L’un des principaux sujets de discussion dans les commentaires de l’actualité financière cette semaine est le temps qu’il faudra à Apple pour atteindre une capitalisation boursière de 3.000 milliards de dollars, après la hausse de 30% du cours de son action depuis le début de l’année, qui a enregistré une augmentation de 11% la semaine dernière.

Il a fallu deux ans pour passer de 1.000 milliards de dollars à 2.000 milliards de dollars, mais Apple n’est plus très loin des 3.000 milliards de dollars en seulement 16 mois.

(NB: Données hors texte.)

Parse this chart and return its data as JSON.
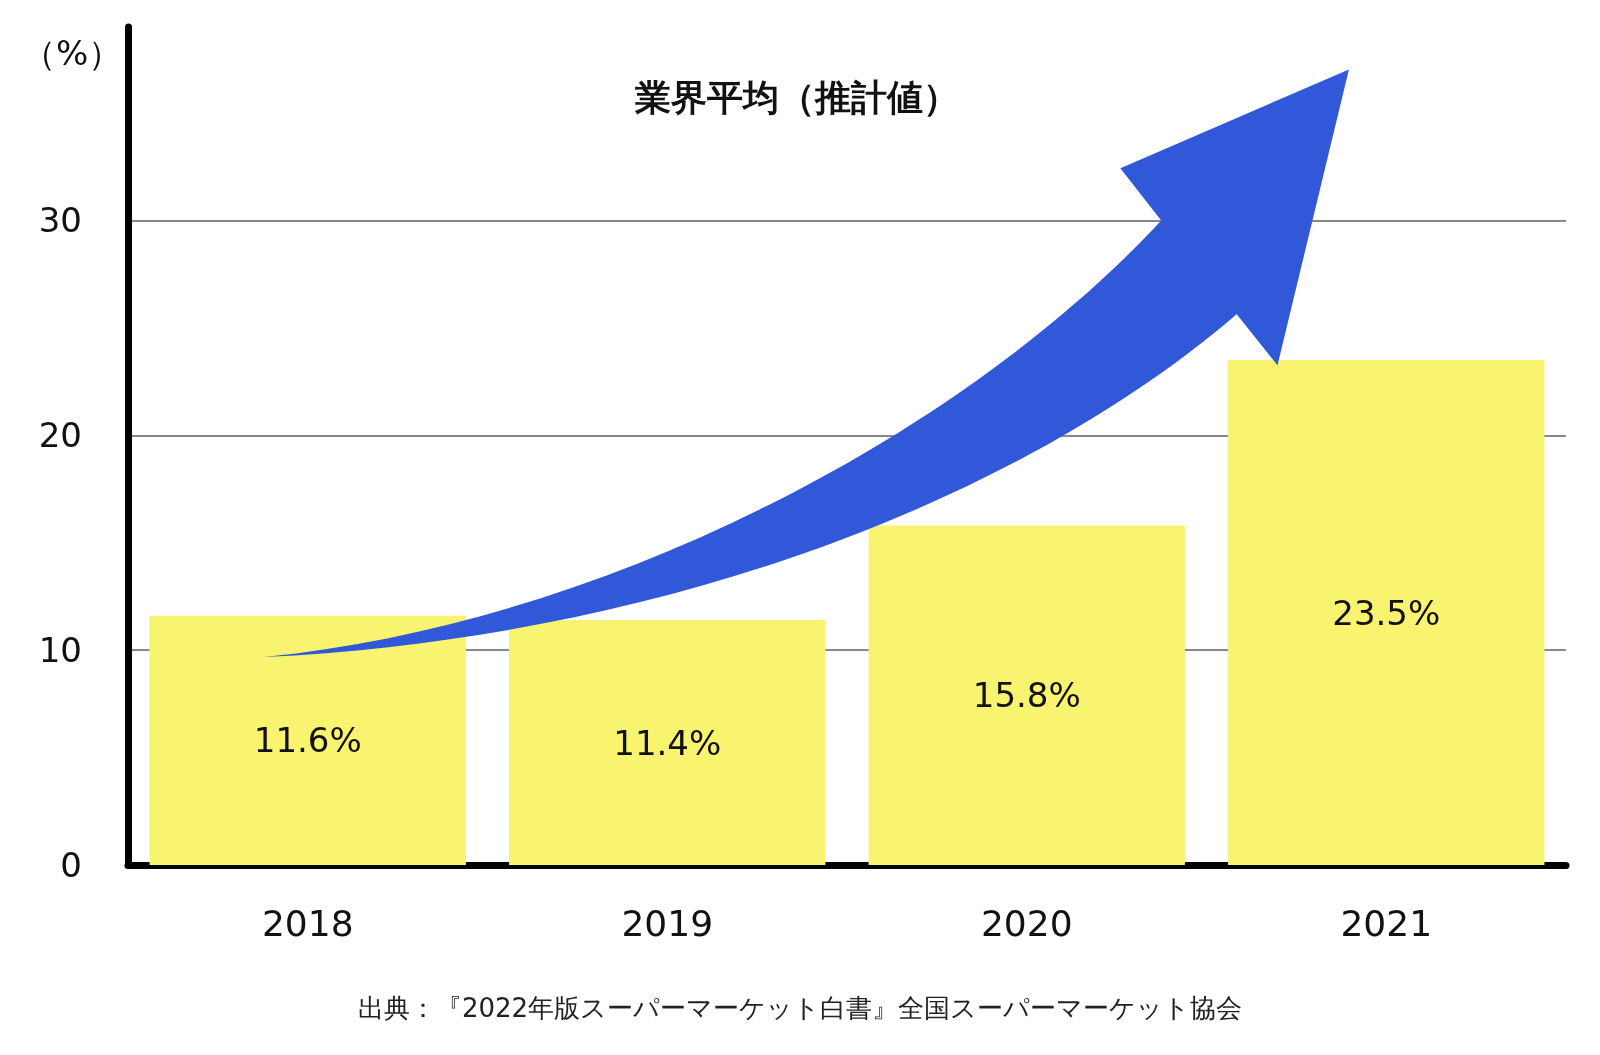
{
  "chart_data": {
    "type": "bar",
    "title": "業界平均（推計値）",
    "ylabel": "（%）",
    "categories": [
      "2018",
      "2019",
      "2020",
      "2021"
    ],
    "values": [
      11.6,
      11.4,
      15.8,
      23.5
    ],
    "value_labels": [
      "11.6%",
      "11.4%",
      "15.8%",
      "23.5%"
    ],
    "color": "#f9f470",
    "ylim": [
      0,
      39
    ],
    "yticks": [
      0,
      10,
      20,
      30
    ],
    "grid": "y",
    "annotations": [
      "出典：『2022年版スーパーマーケット白書』全国スーパーマーケット協会"
    ]
  }
}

Un autre marqueur de la spéculation est le flux d’argent dans les fonds négociés en bourse (ETF), qui suivent les indices du marché des actions. Les actions des ETF peuvent être achetées et vendues sur les marchés comme les actions d’une entreprise individuelle.

Les données publiées la semaine dernière montrent que les flux entrants dans les ETF à l’échelle mondiale au cours de l’année qui s’est achevée en novembre ont dépassé 1.000 milliards de dollars, soit un total de 735,7 milliards de dollars pour l’ensemble de l’année dernière.

Les ETFs apportent un nouveau niveau d’instabilité. En effet, ils sont basés sur des modèles similaires qui suivent les indices du marché. Lorsque le marché est en hausse, ils peuvent générer des rendements importants, comme le montre le cas d’Ark, mais ils peuvent également subir des pertes importantes lorsque le marché commence à chuter, ce qui accentue le mouvement de baisse.

Il est impossible de prédire exactement quelle sera la réaction à l’annonce de la Fed aujourd’hui et à celles des banques centrales qui suivront.

Mais on peut dire une chose avec certitude: la bulle boursière sans précédent, que les politiques de l’élite dirigeante ont encouragée, signifie que l’ensemble du système financier repose sur des fondations de plus en plus fragiles.